そんな小一郎の元へ、秀吉がふらりとやってきた。
「兄者どうした?寝てたんじゃなかったのか?」
「いや、毛利の国衆や家臣共に寝返りを勧める文を書いていたんじゃ」
「なんじゃ。まだ書いていたのか?もう上様も来るんじゃから、あとは上様に任せときゃええじゃろうに」
小一郎が呆れた顔でそう言うと、秀吉は苦笑しながら首を横に振った。
「そういう訳にもいかん。聞けば、武田は上様と三河守様(徳川家康のこと)による長年の調略で、信濃の国衆をことごとく失ったらしい。その結果、殿様(織田信忠のこと)の軍勢はさしたる抵抗を受けずに信濃を平定できたそうじゃ。儂もそれに倣って、毛利方の国衆を寝返らせたいんじゃ。少しでも楽をして勝ちたいからのう」
そう言いながら秀吉は小一郎の傍にあった床几に座ると、「うーんっ!」と声を上げて伸びをした。そして秀吉が小一郎に話しかける。
「そんなことよりも小一郎。お主は与一郎(木下吉昌のこと)のところに行ってやれ」
秀吉がそう言うと、小一郎の顔が曇った。
木下与一郎吉昌は小一郎の息子である。しかし、訳あって小一郎の親族である木下昌利の養子となっていた。
与一郎は小一郎の息子というよりは昌利の息子として小一郎に仕えているが、そんな与一郎を小一郎は気をかけていたし、秀吉も一応、気にはかけていた。
さて、そんな与一郎であったが、ここ数日は病で寝込んでいた。季節の変わり目では丁重を崩すことがよくあった与一郎であったが、ここ数日の病はそれとは違っていた。
「・・・話は聞いておる。高松城を水攻めにするべく、堤を築いた際にその作業に加わっていたのじゃろう?雨の中泥に塗れて土の俵を担いで百姓共と築造していた、と。それだけのことをしていれば、身体を壊すのもむべなるもんじゃ」
秀吉がそう言うと、小一郎は遠慮がちに首を横に振る。
「いや、与一郎のことは心配しとらん。あれももう大人じゃ。土に塗れようが、病を得ようが、自ら選んだ道じゃ」
小一郎はそう言ったが、その声音には、わずかに張り詰めたものがあった。普段なら見逃されそうなその一瞬を、秀吉は見逃さなかった。

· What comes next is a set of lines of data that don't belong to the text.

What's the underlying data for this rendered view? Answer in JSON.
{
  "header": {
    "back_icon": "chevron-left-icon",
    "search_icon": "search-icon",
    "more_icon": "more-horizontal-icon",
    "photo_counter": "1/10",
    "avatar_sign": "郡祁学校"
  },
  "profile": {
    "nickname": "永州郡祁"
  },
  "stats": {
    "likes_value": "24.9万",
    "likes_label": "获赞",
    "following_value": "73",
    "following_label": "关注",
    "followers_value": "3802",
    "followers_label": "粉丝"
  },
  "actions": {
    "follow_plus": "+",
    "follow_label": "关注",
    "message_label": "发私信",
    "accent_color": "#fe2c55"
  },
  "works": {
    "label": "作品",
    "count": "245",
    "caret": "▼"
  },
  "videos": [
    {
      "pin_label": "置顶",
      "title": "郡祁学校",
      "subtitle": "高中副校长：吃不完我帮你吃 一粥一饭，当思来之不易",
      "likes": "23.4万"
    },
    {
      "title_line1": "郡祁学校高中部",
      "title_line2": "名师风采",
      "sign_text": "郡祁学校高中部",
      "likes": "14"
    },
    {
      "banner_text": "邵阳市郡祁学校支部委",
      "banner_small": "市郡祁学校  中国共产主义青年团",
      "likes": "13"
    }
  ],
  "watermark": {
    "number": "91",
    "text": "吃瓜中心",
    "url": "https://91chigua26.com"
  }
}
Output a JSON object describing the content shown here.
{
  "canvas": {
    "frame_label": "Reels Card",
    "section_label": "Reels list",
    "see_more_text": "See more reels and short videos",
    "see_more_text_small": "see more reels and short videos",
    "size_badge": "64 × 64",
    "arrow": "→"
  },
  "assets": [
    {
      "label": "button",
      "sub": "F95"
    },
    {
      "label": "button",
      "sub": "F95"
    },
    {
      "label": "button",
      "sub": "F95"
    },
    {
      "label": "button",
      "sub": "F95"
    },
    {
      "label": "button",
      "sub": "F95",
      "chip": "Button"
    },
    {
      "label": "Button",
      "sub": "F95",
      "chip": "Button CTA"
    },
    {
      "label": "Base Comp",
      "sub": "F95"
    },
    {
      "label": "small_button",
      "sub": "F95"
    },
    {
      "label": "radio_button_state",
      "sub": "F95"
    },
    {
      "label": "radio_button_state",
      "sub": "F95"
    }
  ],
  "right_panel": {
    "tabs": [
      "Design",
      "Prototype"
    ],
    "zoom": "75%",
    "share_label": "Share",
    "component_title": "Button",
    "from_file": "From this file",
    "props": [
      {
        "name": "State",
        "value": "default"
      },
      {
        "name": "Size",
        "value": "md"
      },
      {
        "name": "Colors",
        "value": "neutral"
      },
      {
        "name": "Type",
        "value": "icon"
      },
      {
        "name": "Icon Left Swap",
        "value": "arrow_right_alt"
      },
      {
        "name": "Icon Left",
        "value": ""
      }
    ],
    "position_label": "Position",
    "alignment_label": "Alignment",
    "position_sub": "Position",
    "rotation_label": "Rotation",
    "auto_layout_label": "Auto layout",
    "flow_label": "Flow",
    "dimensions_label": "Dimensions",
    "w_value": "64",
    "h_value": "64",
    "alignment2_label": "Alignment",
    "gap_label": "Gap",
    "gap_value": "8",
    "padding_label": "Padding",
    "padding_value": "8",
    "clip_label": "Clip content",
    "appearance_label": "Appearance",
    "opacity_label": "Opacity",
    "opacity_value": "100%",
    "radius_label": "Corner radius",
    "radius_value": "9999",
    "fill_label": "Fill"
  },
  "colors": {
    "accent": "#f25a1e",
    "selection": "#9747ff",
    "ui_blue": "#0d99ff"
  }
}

「なんじゃ、小一郎。お主も随分と他人行儀な言い方をするものよ」
「そうは言うがな、兄者。与一郎はもう儂の手を離れた者。儂が手助けするわけにはいかん。あれには、しっかりと木下の家を守ってもらわねばならん。もう妻を娶った身でもあるんじゃからのう」
小一郎はそう言うと、わざと肩をすくめてみせた。だが、その目の奥には深い憂いの色があった。その目は確かに息子を案じる父親の目であった。
それを見た秀吉は、ふっと息を吐くように笑う。
「まあ、そう言うならそうなんじゃろう。じゃが、あれは儂が見ても真面目すぎるところがある。無理を重ねるうちに、肝心の大事を失わねばよいがのう」
「それは与一郎の選ぶ道じゃ。選んだ先で倒れることがあるのなら、それもまたあの子の天命じゃろう」
小一郎はそう言いながら、拳を握ったまま視線を秀吉から逸らした。小一郎は自身の情を表に出そうとはしなかった。父としての思いを押し殺し、武士としての顔を保つことを優先したのだった。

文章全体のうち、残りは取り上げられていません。